Qualche settimana fa si è svolto un concerto a base di lieder per il quale avevo il biglietto d’invito, ma per un motivo o per l’altro non ho potuto assistervi. Il programma includeva canzoni di Mozart, Schubert e Brahms, ed ero interessato ad ascoltarle tutte perché mi attirava l’idea di un confronto:
Mozart (1756-1791)
Sehnsucht nach dem Frühling KV 596
Das Veilchen KV 476
Als Luise die Briefe KV 520
Männer suchen stets zu naschen KV 433
Der Zauberer KV 472
Abendempfindung an Laura KV 523
Schubert (1797-1828)
Frühlingsglaube D 686
Gretchen am Spinnrade D 118
Leise flehen meine Lieder D 957
Auf dem Wasser zu singen D 774
An den Mond D 193
Brahms (1833-1897)
Ständchen op. 106 n. 1
Sonntag op. 47 n. 3
Nicht mehr zu Dir zu gehen op. 32 n. 2
Agnes op. 59 n. 5
Lerchengesang op. 70 n. 2
Premetto che, pur avendo ascoltato la maggior parte di queste composizioni (mi mancavano solo il D 686 e il D 774), conosco decentemente solo quelle di Mozart. Considerando il programma mi vengono alla mente due osservazioni: un po’ di Beethoven liederistico non avrebbe guastato; inoltre si rimane colpiti se si dà uno sguardo alle date di nascita e di morte: tutti e tre gli autori sono vissuti in epoche totalmente diverse uno dall’altro, quasi le rappresentassero nel caso presente.

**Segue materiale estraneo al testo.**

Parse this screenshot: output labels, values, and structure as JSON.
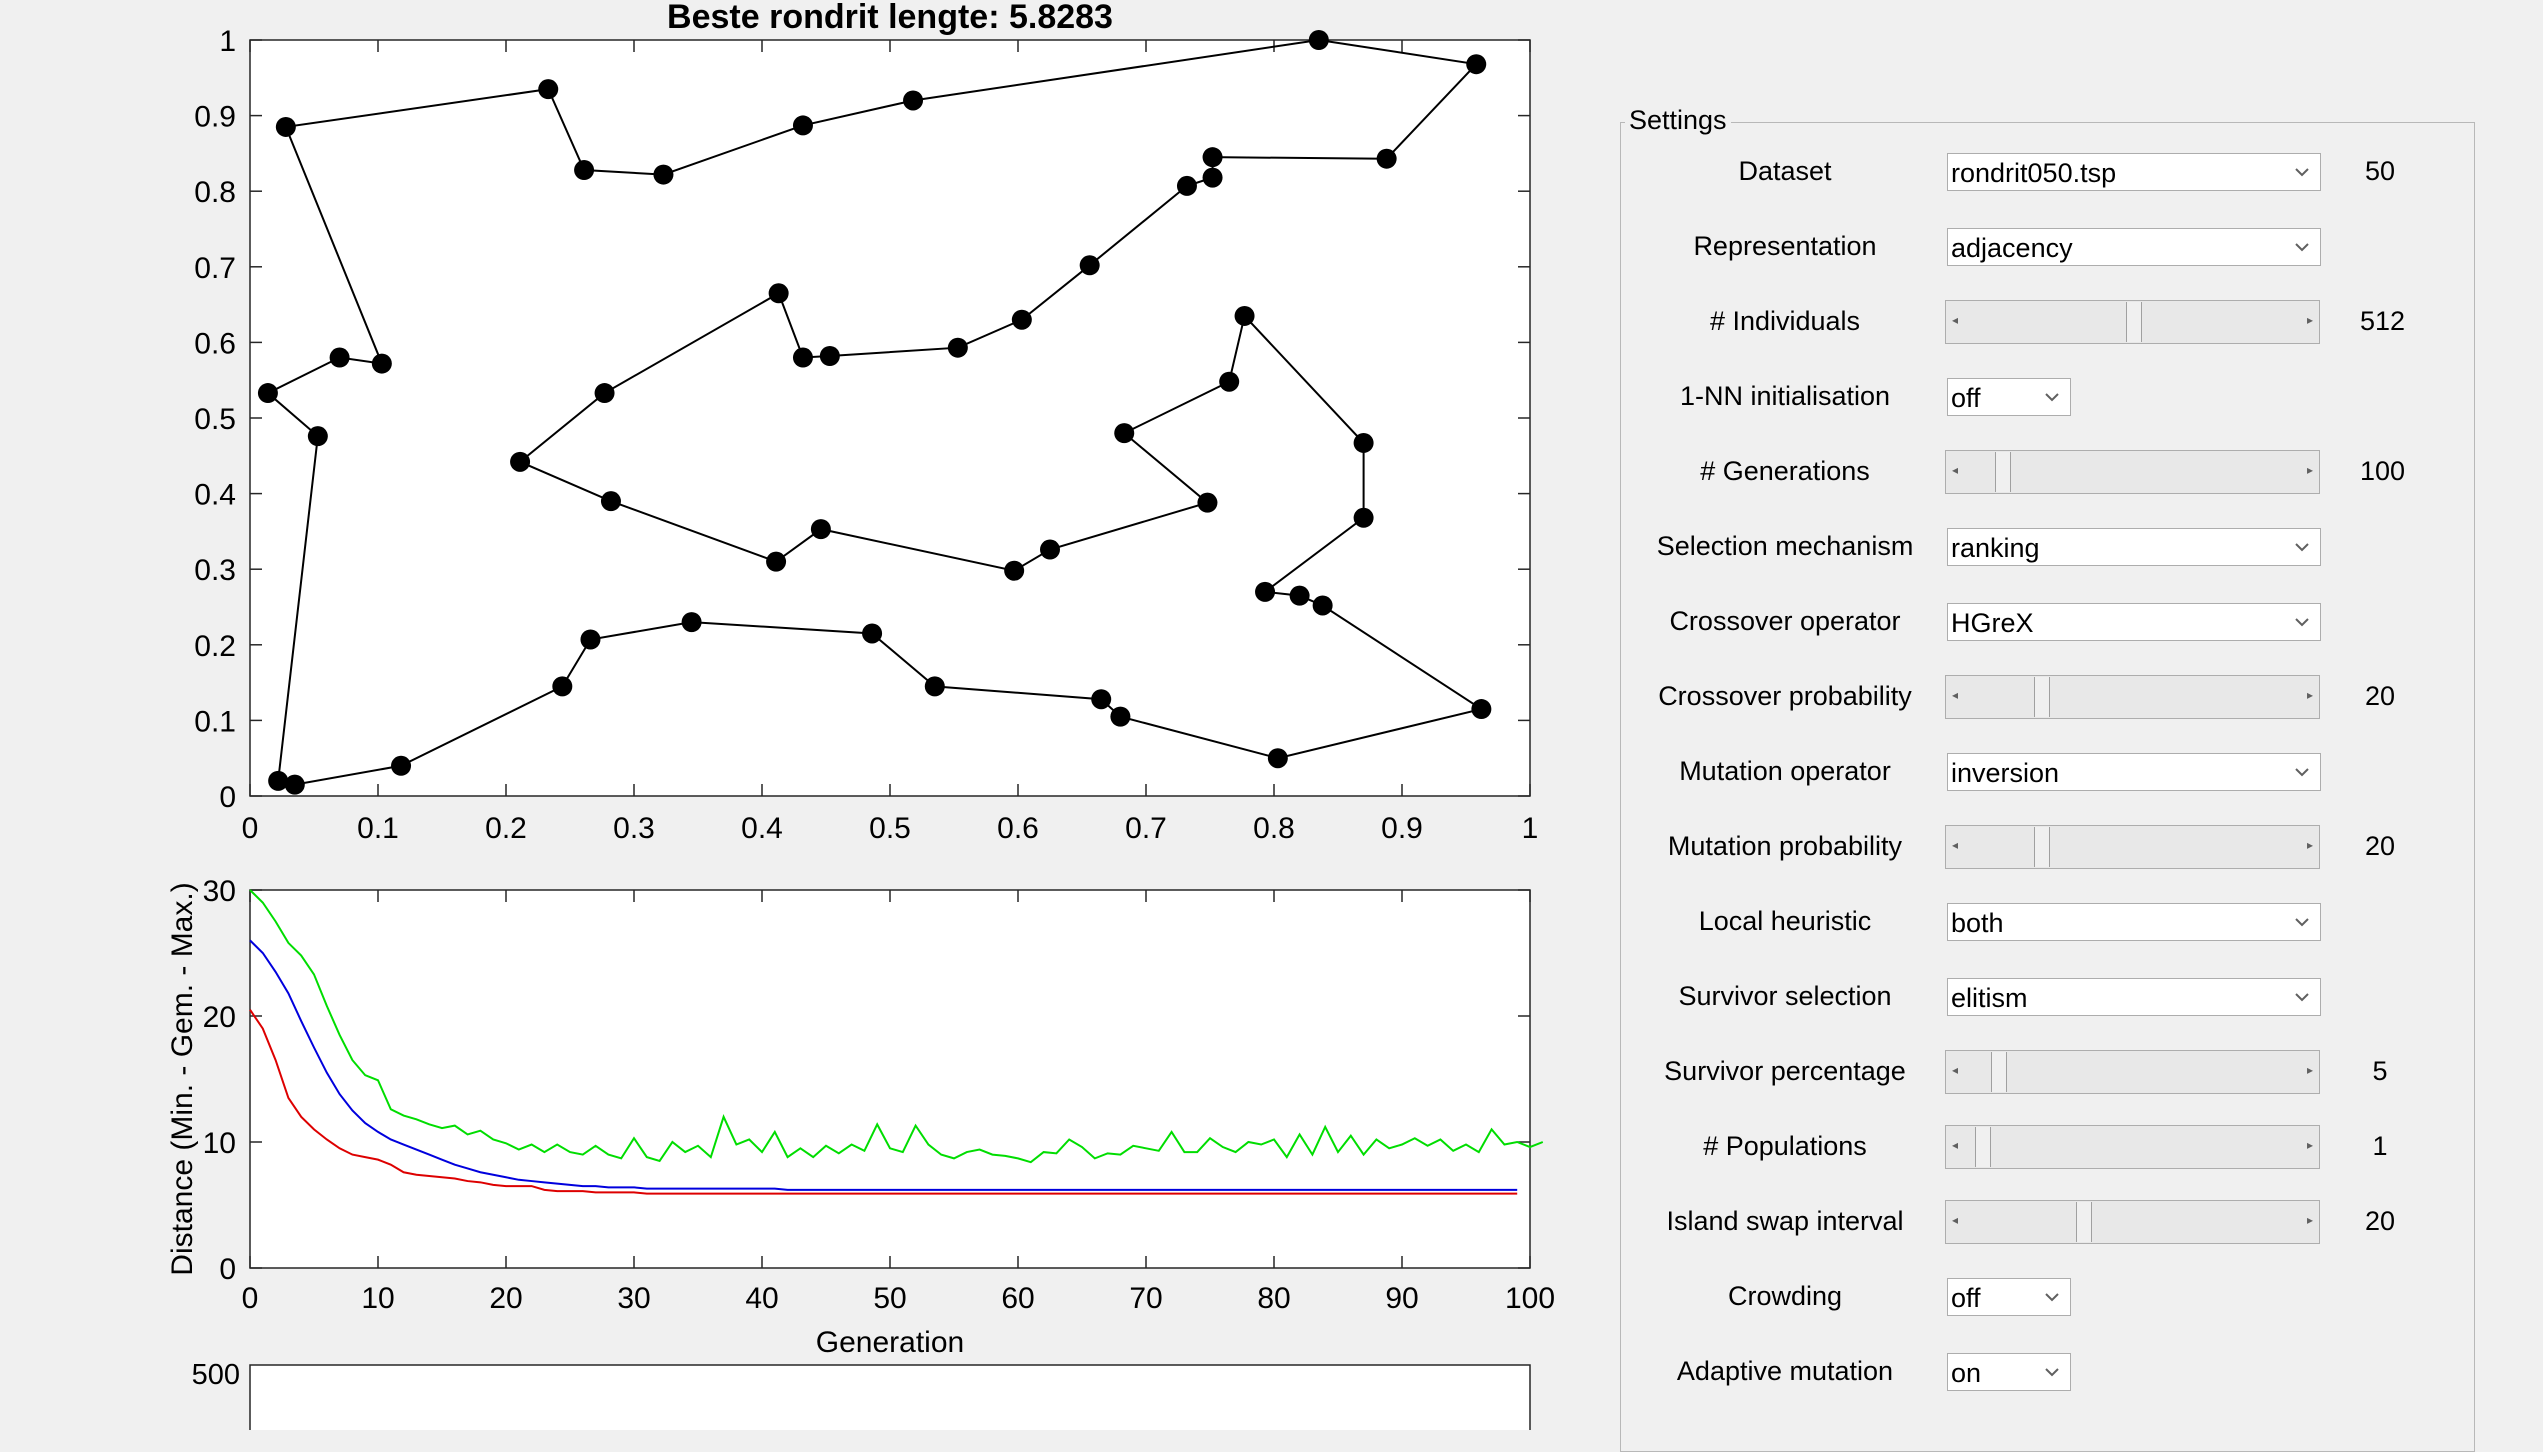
{
  "tour_plot": {
    "title": "Beste rondrit lengte: 5.8283",
    "x_ticks": [
      "0",
      "0.1",
      "0.2",
      "0.3",
      "0.4",
      "0.5",
      "0.6",
      "0.7",
      "0.8",
      "0.9",
      "1"
    ],
    "y_ticks": [
      "0",
      "0.1",
      "0.2",
      "0.3",
      "0.4",
      "0.5",
      "0.6",
      "0.7",
      "0.8",
      "0.9",
      "1"
    ],
    "xlim": [
      0,
      1
    ],
    "ylim": [
      0,
      1
    ]
  },
  "chart_data": [
    {
      "type": "scatter",
      "connected": "closed-loop",
      "xlim": [
        0,
        1
      ],
      "ylim": [
        0,
        1
      ],
      "points": [
        [
          0.835,
          1.0
        ],
        [
          0.958,
          0.968
        ],
        [
          0.888,
          0.843
        ],
        [
          0.752,
          0.845
        ],
        [
          0.752,
          0.818
        ],
        [
          0.732,
          0.807
        ],
        [
          0.656,
          0.702
        ],
        [
          0.603,
          0.63
        ],
        [
          0.553,
          0.593
        ],
        [
          0.453,
          0.582
        ],
        [
          0.432,
          0.58
        ],
        [
          0.413,
          0.665
        ],
        [
          0.277,
          0.533
        ],
        [
          0.211,
          0.442
        ],
        [
          0.282,
          0.39
        ],
        [
          0.411,
          0.31
        ],
        [
          0.446,
          0.353
        ],
        [
          0.597,
          0.298
        ],
        [
          0.625,
          0.326
        ],
        [
          0.748,
          0.388
        ],
        [
          0.683,
          0.48
        ],
        [
          0.765,
          0.548
        ],
        [
          0.777,
          0.635
        ],
        [
          0.87,
          0.467
        ],
        [
          0.87,
          0.368
        ],
        [
          0.793,
          0.27
        ],
        [
          0.82,
          0.265
        ],
        [
          0.838,
          0.252
        ],
        [
          0.962,
          0.115
        ],
        [
          0.803,
          0.05
        ],
        [
          0.68,
          0.105
        ],
        [
          0.665,
          0.128
        ],
        [
          0.535,
          0.145
        ],
        [
          0.486,
          0.215
        ],
        [
          0.345,
          0.23
        ],
        [
          0.266,
          0.207
        ],
        [
          0.244,
          0.145
        ],
        [
          0.118,
          0.04
        ],
        [
          0.035,
          0.015
        ],
        [
          0.022,
          0.02
        ],
        [
          0.053,
          0.476
        ],
        [
          0.014,
          0.533
        ],
        [
          0.07,
          0.58
        ],
        [
          0.103,
          0.572
        ],
        [
          0.028,
          0.885
        ],
        [
          0.233,
          0.935
        ],
        [
          0.261,
          0.828
        ],
        [
          0.323,
          0.822
        ],
        [
          0.432,
          0.887
        ],
        [
          0.518,
          0.92
        ]
      ]
    },
    {
      "type": "line",
      "xlabel": "Generation",
      "ylabel": "Distance (Min. - Gem. - Max.)",
      "xlim": [
        0,
        100
      ],
      "ylim": [
        0,
        30
      ],
      "x_ticks": [
        "0",
        "10",
        "20",
        "30",
        "40",
        "50",
        "60",
        "70",
        "80",
        "90",
        "100"
      ],
      "y_ticks": [
        "0",
        "10",
        "20",
        "30"
      ],
      "series": [
        {
          "color": "#00dd00",
          "values": [
            30,
            29,
            27.5,
            25.8,
            24.8,
            23.3,
            20.8,
            18.5,
            16.5,
            15.3,
            14.9,
            12.6,
            12.1,
            11.8,
            11.4,
            11.1,
            11.3,
            10.6,
            10.9,
            10.2,
            9.9,
            9.4,
            9.8,
            9.2,
            9.8,
            9.2,
            9.0,
            9.7,
            9.0,
            8.7,
            10.3,
            8.8,
            8.5,
            10.0,
            9.2,
            9.7,
            8.8,
            12.0,
            9.8,
            10.2,
            9.2,
            10.8,
            8.8,
            9.5,
            8.8,
            9.7,
            9.1,
            9.8,
            9.3,
            11.4,
            9.5,
            9.2,
            11.3,
            9.8,
            9.0,
            8.7,
            9.2,
            9.4,
            9.0,
            8.9,
            8.7,
            8.4,
            9.2,
            9.1,
            10.2,
            9.6,
            8.7,
            9.1,
            9.0,
            9.7,
            9.5,
            9.3,
            10.8,
            9.2,
            9.2,
            10.3,
            9.6,
            9.2,
            10.0,
            9.8,
            10.2,
            8.8,
            10.6,
            9.0,
            11.2,
            9.2,
            10.5,
            9.0,
            10.2,
            9.5,
            9.8,
            10.3,
            9.7,
            10.2,
            9.3,
            9.8,
            9.2,
            11.0,
            9.8,
            10.0,
            9.6,
            10.0
          ]
        },
        {
          "color": "#0000dd",
          "values": [
            26,
            25,
            23.5,
            21.8,
            19.6,
            17.5,
            15.5,
            13.8,
            12.5,
            11.5,
            10.8,
            10.2,
            9.8,
            9.4,
            9.0,
            8.6,
            8.2,
            7.9,
            7.6,
            7.4,
            7.2,
            7.0,
            6.9,
            6.8,
            6.7,
            6.6,
            6.5,
            6.5,
            6.4,
            6.4,
            6.4,
            6.3,
            6.3,
            6.3,
            6.3,
            6.3,
            6.3,
            6.3,
            6.3,
            6.3,
            6.3,
            6.3,
            6.2,
            6.2,
            6.2,
            6.2,
            6.2,
            6.2,
            6.2,
            6.2,
            6.2,
            6.2,
            6.2,
            6.2,
            6.2,
            6.2,
            6.2,
            6.2,
            6.2,
            6.2,
            6.2,
            6.2,
            6.2,
            6.2,
            6.2,
            6.2,
            6.2,
            6.2,
            6.2,
            6.2,
            6.2,
            6.2,
            6.2,
            6.2,
            6.2,
            6.2,
            6.2,
            6.2,
            6.2,
            6.2,
            6.2,
            6.2,
            6.2,
            6.2,
            6.2,
            6.2,
            6.2,
            6.2,
            6.2,
            6.2,
            6.2,
            6.2,
            6.2,
            6.2,
            6.2,
            6.2,
            6.2,
            6.2,
            6.2,
            6.2
          ]
        },
        {
          "color": "#dd0000",
          "values": [
            20.5,
            19,
            16.5,
            13.5,
            12.0,
            11.0,
            10.2,
            9.5,
            9.0,
            8.8,
            8.6,
            8.2,
            7.6,
            7.4,
            7.3,
            7.2,
            7.1,
            6.9,
            6.8,
            6.6,
            6.5,
            6.5,
            6.5,
            6.2,
            6.1,
            6.1,
            6.1,
            6.0,
            6.0,
            6.0,
            6.0,
            5.9,
            5.9,
            5.9,
            5.9,
            5.9,
            5.9,
            5.9,
            5.9,
            5.9,
            5.9,
            5.9,
            5.9,
            5.9,
            5.9,
            5.9,
            5.9,
            5.9,
            5.9,
            5.9,
            5.9,
            5.9,
            5.9,
            5.9,
            5.9,
            5.9,
            5.9,
            5.9,
            5.9,
            5.9,
            5.9,
            5.9,
            5.9,
            5.9,
            5.9,
            5.9,
            5.9,
            5.9,
            5.9,
            5.9,
            5.9,
            5.9,
            5.9,
            5.9,
            5.9,
            5.9,
            5.9,
            5.9,
            5.9,
            5.9,
            5.9,
            5.9,
            5.9,
            5.9,
            5.9,
            5.9,
            5.9,
            5.9,
            5.9,
            5.9,
            5.9,
            5.9,
            5.9,
            5.9,
            5.9,
            5.9,
            5.9,
            5.9,
            5.9,
            5.9
          ]
        }
      ]
    },
    {
      "type": "line",
      "y_ticks": [
        "500"
      ]
    }
  ],
  "settings": {
    "title": "Settings",
    "rows": [
      {
        "label": "Dataset",
        "kind": "dropdown",
        "value": "rondrit050.tsp",
        "count": "50"
      },
      {
        "label": "Representation",
        "kind": "dropdown",
        "value": "adjacency"
      },
      {
        "label": "# Individuals",
        "kind": "slider",
        "thumb": 0.5,
        "count": "512"
      },
      {
        "label": "1-NN initialisation",
        "kind": "small",
        "value": "off"
      },
      {
        "label": "# Generations",
        "kind": "slider",
        "thumb": 0.1,
        "count": "100"
      },
      {
        "label": "Selection mechanism",
        "kind": "dropdown",
        "value": "ranking"
      },
      {
        "label": "Crossover operator",
        "kind": "dropdown",
        "value": "HGreX"
      },
      {
        "label": "Crossover probability",
        "kind": "slider",
        "thumb": 0.22,
        "count": "20"
      },
      {
        "label": "Mutation operator",
        "kind": "dropdown",
        "value": "inversion"
      },
      {
        "label": "Mutation probability",
        "kind": "slider",
        "thumb": 0.22,
        "count": "20"
      },
      {
        "label": "Local heuristic",
        "kind": "dropdown",
        "value": "both"
      },
      {
        "label": "Survivor selection",
        "kind": "dropdown",
        "value": "elitism"
      },
      {
        "label": "Survivor percentage",
        "kind": "slider",
        "thumb": 0.09,
        "count": "5"
      },
      {
        "label": "# Populations",
        "kind": "slider",
        "thumb": 0.04,
        "count": "1"
      },
      {
        "label": "Island swap interval",
        "kind": "slider",
        "thumb": 0.35,
        "count": "20"
      },
      {
        "label": "Crowding",
        "kind": "small",
        "value": "off"
      },
      {
        "label": "Adaptive mutation",
        "kind": "small",
        "value": "on"
      }
    ]
  }
}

Passando alla musica, si comincia con i due capolavori mozartiani del genere: più popolare e amato il primo, basato su una canzoncina che Mozart amplia con una maliziosa codetta, non renderà con accenti ancora adeguati un concetto complesso come la Sehnsucht, ovvero la nostalgia del futuro, ma il pezzo è comunque perfetto per rappresentare il terzo stile mozartiano, essenziale e melodico al massimo grado; il secondo raffigura in note una poesia di Goethe, e qui si capisce che Mozart avrebbe potuto rivoluzionare il genere se avesse scelto altre volte testi di autori all’altezza.

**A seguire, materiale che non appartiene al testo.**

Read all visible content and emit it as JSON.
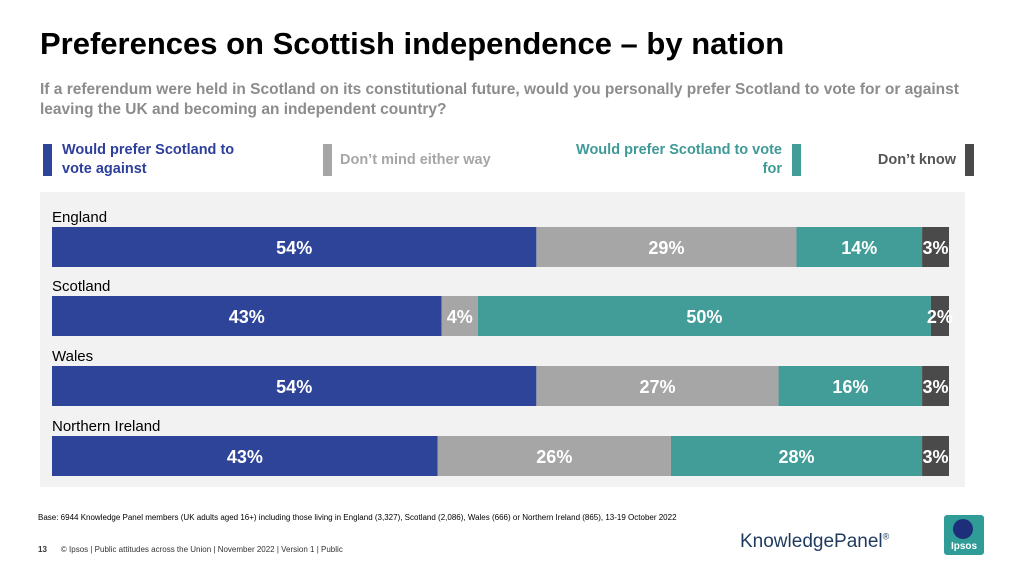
{
  "header": {
    "title": "Preferences on Scottish independence – by nation",
    "subtitle": "If a referendum were held in Scotland on its constitutional future, would you personally prefer Scotland to vote for or against leaving the UK and becoming an independent country?"
  },
  "legend": {
    "against": "Would prefer Scotland to vote against",
    "dont_mind": "Don’t mind either way",
    "for": "Would prefer Scotland to vote for",
    "dont_know": "Don’t know"
  },
  "colors": {
    "against": "#2e4499",
    "dont_mind": "#a6a6a6",
    "for": "#429c98",
    "dont_know": "#4a4a4a"
  },
  "chart_data": {
    "type": "bar",
    "orientation": "horizontal",
    "stacked": true,
    "categories": [
      "England",
      "Scotland",
      "Wales",
      "Northern Ireland"
    ],
    "series": [
      {
        "name": "Would prefer Scotland to vote against",
        "values": [
          54,
          43,
          54,
          43
        ]
      },
      {
        "name": "Don’t mind either way",
        "values": [
          29,
          4,
          27,
          26
        ]
      },
      {
        "name": "Would prefer Scotland to vote for",
        "values": [
          14,
          50,
          16,
          28
        ]
      },
      {
        "name": "Don’t know",
        "values": [
          3,
          2,
          3,
          3
        ]
      }
    ],
    "value_suffix": "%",
    "legend_position": "top",
    "grid": false
  },
  "footnote": "Base: 6944 Knowledge Panel members (UK adults aged 16+) including those living in England (3,327), Scotland (2,086), Wales (666) or Northern Ireland (865), 13-19 October 2022",
  "footer": {
    "page": "13",
    "text": "© Ipsos | Public attitudes across the Union | November 2022 | Version 1 | Public"
  },
  "logos": {
    "knowledge_panel": "KnowledgePanel",
    "registered": "®",
    "ipsos": "Ipsos"
  }
}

A differenza della KV 596, Das Veilchen è una traduzione fedele, verso per verso, dalle parole alla musica. Come dire Schubert anticipato di un buon trentennio, pur nello stile più mozartiano che si possa immaginare: cambi di tonalità, pause improvvise, sipario condensato in un arpeggio, commento finale di mano del compositore (“Das arme Veilchen! Es war ein herzig’s Veilchen!”.
Note che dunque seguono scrupolosamente il testo e ne rivelano una dimensione nuova, inaccessibile alla parola.